O município de Breves foi criado pela Resolução nº 200, de outubro de 1851, com a elevação da Freguesia de Nossa Senhora dos Breves à condição de Vila.

Durante o período colonial, na chamada Missão dos Bocas, dois irmãos portugueses se estabeleceram: o primeiro, Manoel Maria Fernandes Breves, era solteiro e o segundo, Ângelo Fernandes Breves era casado com Inês de Souza.

Com a instalação de toda a família na região, o capitão-general João de Abreu Castelo Branco, em 19 de novembro de 1738, concedeu a Manoel uma sesmaria, que foi confirmada pelo rei de Portugal, a 30 de março de 1740.

No local de suas terras, Manoel construiu um engenho que denominou Santana, além de fazer, também, plantação de roças, ficando o sítio conhecido como "Lugar dos Breves".

Depois de instalada, em 1738, a família dos irmãos Breves, no furo Pararau, outros parentes se juntaram, dando ao local tal desenvolvimento que, 1781, Manoel Maria Fernandes Breves e outras famílias requereram ao capitão-general José de Nápoles Tello de Menezes que concedesse ao sítio o procedimento de lugar, que através de uma portaria de 20 de outubro daquele ano, passou a chamar-se de Santana dos Breves, incluindo, também, terras de Melgaço.

Com o falecimento dos irmãos, Saturnina Teresa ficou como única proprietária, em 1854, da antiga sesmaria dos Breves e, ao tentar reivindicar seu patrimônio, nada conseguiu. Esta última representante da família era analfabeta e, segundo Palma Muniz, nada se conseguiu obter do destino e do nome dos seus sucessores.

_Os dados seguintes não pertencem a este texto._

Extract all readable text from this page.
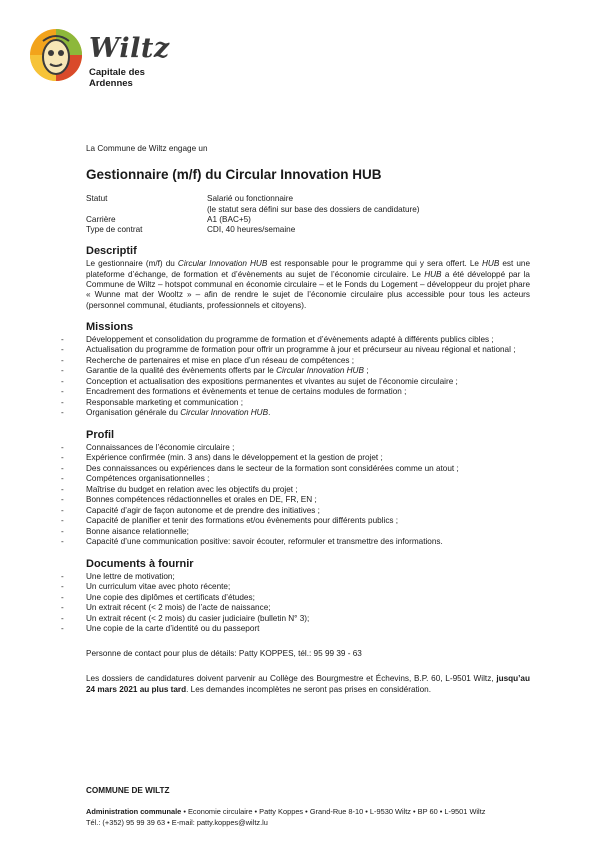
Wiltz
Capitale des Ardennes

La Commune de Wiltz engage un

Gestionnaire (m/f) du Circular Innovation HUB
Statut	Salarié ou fonctionnaire
(le statut sera défini sur base des dossiers de candidature)
Carrière	A1 (BAC+5)
Type de contrat	CDI, 40 heures/semaine
Descriptif

Le gestionnaire (m/f) du Circular Innovation HUB est responsable pour le programme qui y sera offert. Le HUB est une plateforme d’échange, de formation et d’évènements au sujet de l’économie circulaire. Le HUB a été développé par la Commune de Wiltz – hotspot communal en économie circulaire – et le Fonds du Logement – développeur du projet phare « Wunne mat der Wooltz » – afin de rendre le sujet de l’économie circulaire plus accessible pour tous les acteurs (personnel communal, étudiants, professionnels et citoyens).

Missions
- Développement et consolidation du programme de formation et d’évènements adapté à différents publics cibles ;
- Actualisation du programme de formation pour offrir un programme à jour et précurseur au niveau régional et national ;
- Recherche de partenaires et mise en place d’un réseau de compétences ;
- Garantie de la qualité des évènements offerts par le Circular Innovation HUB ;
- Conception et actualisation des expositions permanentes et vivantes au sujet de l’économie circulaire ;
- Encadrement des formations et évènements et tenue de certains modules de formation ;
- Responsable marketing et communication ;
- Organisation générale du Circular Innovation HUB.
Profil
- Connaissances de l’économie circulaire ;
- Expérience confirmée (min. 3 ans) dans le développement et la gestion de projet ;
- Des connaissances ou expériences dans le secteur de la formation sont considérées comme un atout ;
- Compétences organisationnelles ;
- Maîtrise du budget en relation avec les objectifs du projet ;
- Bonnes compétences rédactionnelles et orales en DE, FR, EN ;
- Capacité d’agir de façon autonome et de prendre des initiatives ;
- Capacité de planifier et tenir des formations et/ou évènements pour différents publics ;
- Bonne aisance relationnelle;
- Capacité d’une communication positive: savoir écouter, reformuler et transmettre des informations.
Documents à fournir
- Une lettre de motivation;
- Un curriculum vitae avec photo récente;
- Une copie des diplômes et certificats d’études;
- Un extrait récent (< 2 mois) de l’acte de naissance;
- Un extrait récent (< 2 mois) du casier judiciaire (bulletin N° 3);
- Une copie de la carte d’identité ou du passeport

Personne de contact pour plus de détails: Patty KOPPES, tél.: 95 99 39 - 63

Les dossiers de candidatures doivent parvenir au Collège des Bourgmestre et Échevins, B.P. 60, L-9501 Wiltz, jusqu’au 24 mars 2021 au plus tard. Les demandes incomplètes ne seront pas prises en considération.

COMMUNE DE WILTZ
Administration communale • Economie circulaire • Patty Koppes • Grand-Rue 8-10 • L-9530 Wiltz • BP 60 • L-9501 Wiltz
Tél.: (+352) 95 99 39 63 • E-mail: patty.koppes@wiltz.lu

Até a Lei nº 172, de 30 de novembro de 1850, que lhe conferiu a categoria de Freguesia, com nome de Nossa Senhora Santana de Breves, o lugar pertenceu, sucessivamente, a Melgaço e Portel. Pela resolução nº 200, de 25 de outubro de 1851, foi elevada à categoria de Vila e, portanto, criado o Município, ao qual ficou anexado o território da vila de Melgaço, que perdeu sua autonomia pelo ato. Apesar de a resolução haver extinto o município de Melgaço e criado a vila dos Breves, de fato, não ocorreu a extinção do citado Município, pois o ofício da presidência da Província, de 24 de março de 1852, apenas transferiu a Câmara de Melgaço para a nova Vila, ficando a sede municipal, de direito, em Breves, a de fato, em Melgaço.

O crescente e acentuado desenvolvimento do rio Anajás e sua região fez com que, em 1869, pela Lei nº 596, de 30 de setembro, fosse criada a freguesia de Menino Deus do Anajás, tendo sido complementada com a Lei nº 637, de 19 de outubro de 1870, que estabeleceu a incorporação ao município de Breves de todo o território dessa freguesia que, anteriormente, pertencia a Chaves.

A delimitação do Município foi estabelecia no governo de Augusto Montenegro, pelo decreto nº 1.201, de 18 de outubro de mesmo ano.

No período de 1903-1906 o Conselho Municipal de Breves, através da Lei Municipal nº 190, de 22 de dezembro de 1905, autorizou o intendente municipal, coronel Lourenço de Mattos Borges, a mudar a sede do Município para outro local. O povoado escolhido obteve a categoria de vila com a denominação de Antônio Lemos, pela Lei nº 989, de 31 de outubro de 1906, e pelos decretos 1.508 e 1.509, de 4 de maio de 1907, foram transferidas para lá as sedes do Município e da Comarca de Breves, que foram instalada, em 13 de maio do mesmo ano.

Com a lei nº 1.122, de 10 de novembro de 1909, Antônio Lemos teve o predicamento de cidade e foi instalada a 17 de dezembro do mesmo ano, não conseguindo, entretanto, conserva-se sede do Município, pois a Lei Municipal nº 240, de 18 de março de 1912, extinguiu a cidade de Antonio Lemos, rebaixando-a para vila e transferiu a sede do Município para Breves.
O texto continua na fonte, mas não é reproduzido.